De deputy prosecutor at the appeal court of Athens heeft bij brief van 6 november 2018 de volgende garantie gegeven:
we guarantee that, pursuant to article 5, paragraph 3 of the FD on the European arrest warrant, in case the requested person is sentenced to an unconditional prison sentence in Greece, he will be allowed to carry out this punishment in the Netherlands.
Uit artikel 2:13, eerste lid, aanhef en onder f, van de Wet wederzijdse erkenning en tenuitvoerlegging vrijheidsbenemende en voorwaardelijke sancties volgt dat deze garantie alleen kan worden geëffectueerd, indien het feit ook naar Nederlands recht een strafbaar feit oplevert.
Aan deze voorwaarde is voldaan. Het onder 4 bedoelde feit is inderdaad naar Nederlands recht strafbaar en levert op:
oplichting.
Naar het oordeel van de rechtbank is de hiervoor vermelde garantie voldoende.

6.Slotsom

Nu is vastgesteld dat het EAB voldoet aan de eisen van artikel 2 OLW en ook overigens geen weigeringsgronden aan de overlevering in de weg staan, dient de overlevering te worden toegestaan.

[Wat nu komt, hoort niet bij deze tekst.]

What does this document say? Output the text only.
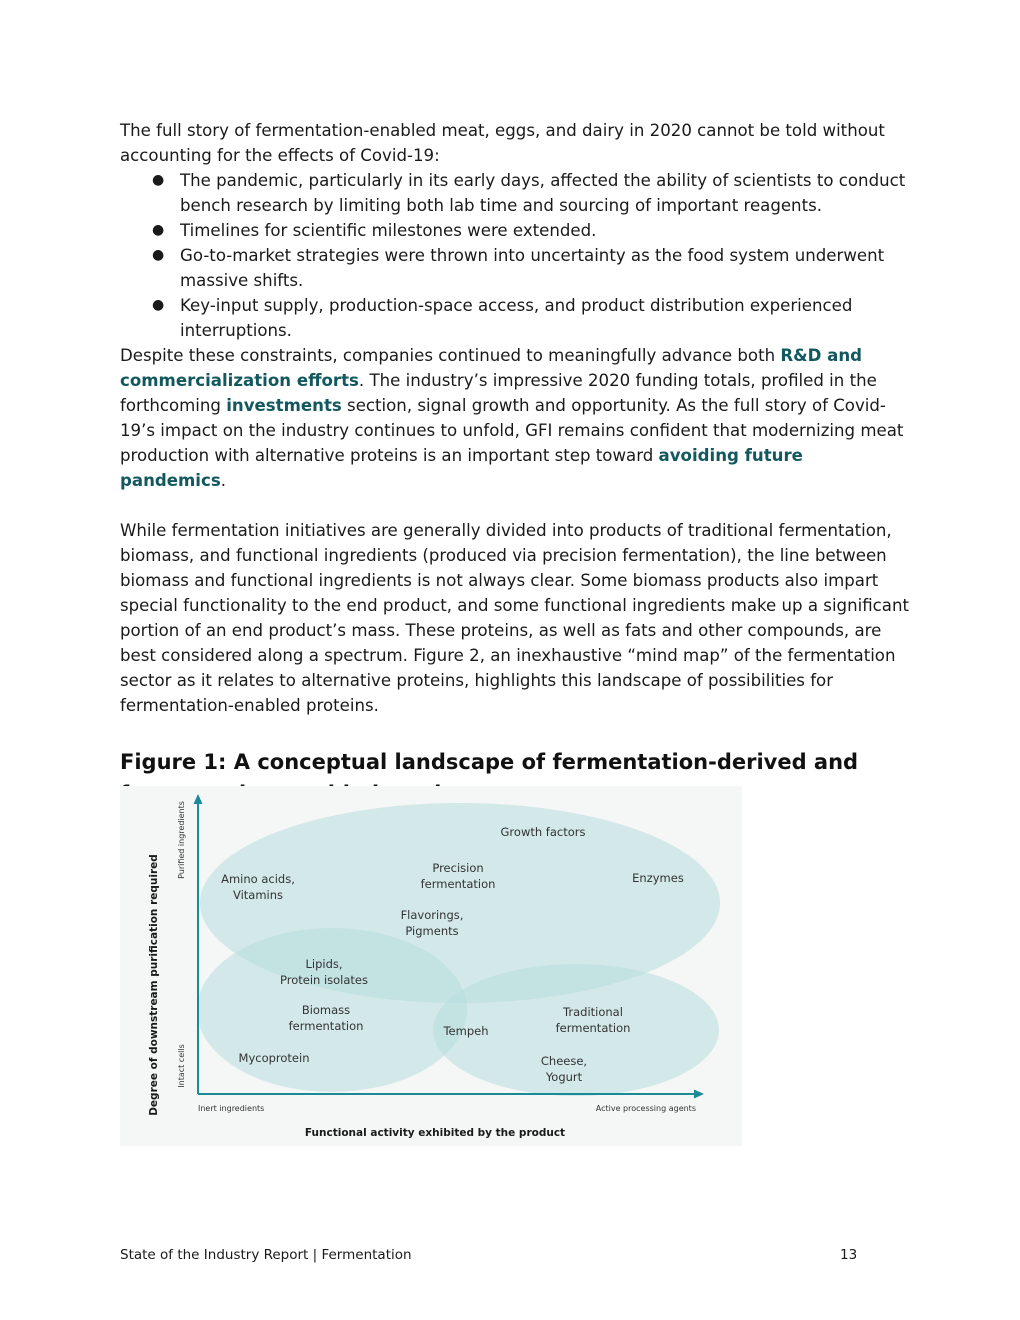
The full story of fermentation-enabled meat, eggs, and dairy in 2020 cannot be told without accounting for the effects of Covid-19:

● The pandemic, particularly in its early days, affected the ability of scientists to conduct bench research by limiting both lab time and sourcing of important reagents.
● Timelines for scientific milestones were extended.
● Go-to-market strategies were thrown into uncertainty as the food system underwent massive shifts.
● Key-input supply, production-space access, and product distribution experienced interruptions.

Despite these constraints, companies continued to meaningfully advance both R&D and commercialization efforts. The industry’s impressive 2020 funding totals, profiled in the forthcoming investments section, signal growth and opportunity. As the full story of Covid-19’s impact on the industry continues to unfold, GFI remains confident that modernizing meat production with alternative proteins is an important step toward avoiding future pandemics.

While fermentation initiatives are generally divided into products of traditional fermentation, biomass, and functional ingredients (produced via precision fermentation), the line between biomass and functional ingredients is not always clear. Some biomass products also impart special functionality to the end product, and some functional ingredients make up a significant portion of an end product’s mass. These proteins, as well as fats and other compounds, are best considered along a spectrum. Figure 2, an inexhaustive “mind map” of the fermentation sector as it relates to alternative proteins, highlights this landscape of possibilities for fermentation-enabled proteins.

Figure 1: A conceptual landscape of fermentation-derived and
Degree of downstream purification required
Purified ingredients
Intact cells
Inert ingredients	Active processing agents
Functional activity exhibited by the product
Growth factors
Precision
fermentation	Enzymes
Amino acids,
Vitamins
Flavorings,
Pigments
Lipids,
Protein isolates
Biomass
fermentation	Tempeh
Traditional
fermentation
Mycoprotein	Cheese,
Yogurt
State of the Industry Report | Fermentation	13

7.Toepasselijke wetsartikelen

De artikelen 326 Wetboek van Strafrecht en 2, 5, 6 en 7 OLW.

8.Beslissing

STAAT TOEde overlevering van [opgeëiste persoon] aan
the prosecutor’s office, Athens court of appeal (Griekenland)ten behoeve van het in Griekenland tegen hem gerichte strafrechtelijk onderzoek naar het feit waarvoor zijn overlevering wordt verzocht.
Aldus gedaan door
mr. J.A.A.G. de Vries, voorzitter,
mrs. Ch.A. van Dijk en H.G. van der Wilt, rechters,
in tegenwoordigheid van R. Rog, griffier,
en uitgesproken ter openbare zitting van 21 december 2018.
De jongste rechter is buiten staat te tekenen.
Ingevolge artikel 29, tweede lid, OLW staat tegen deze uitspraak geen gewoon rechtsmiddel open.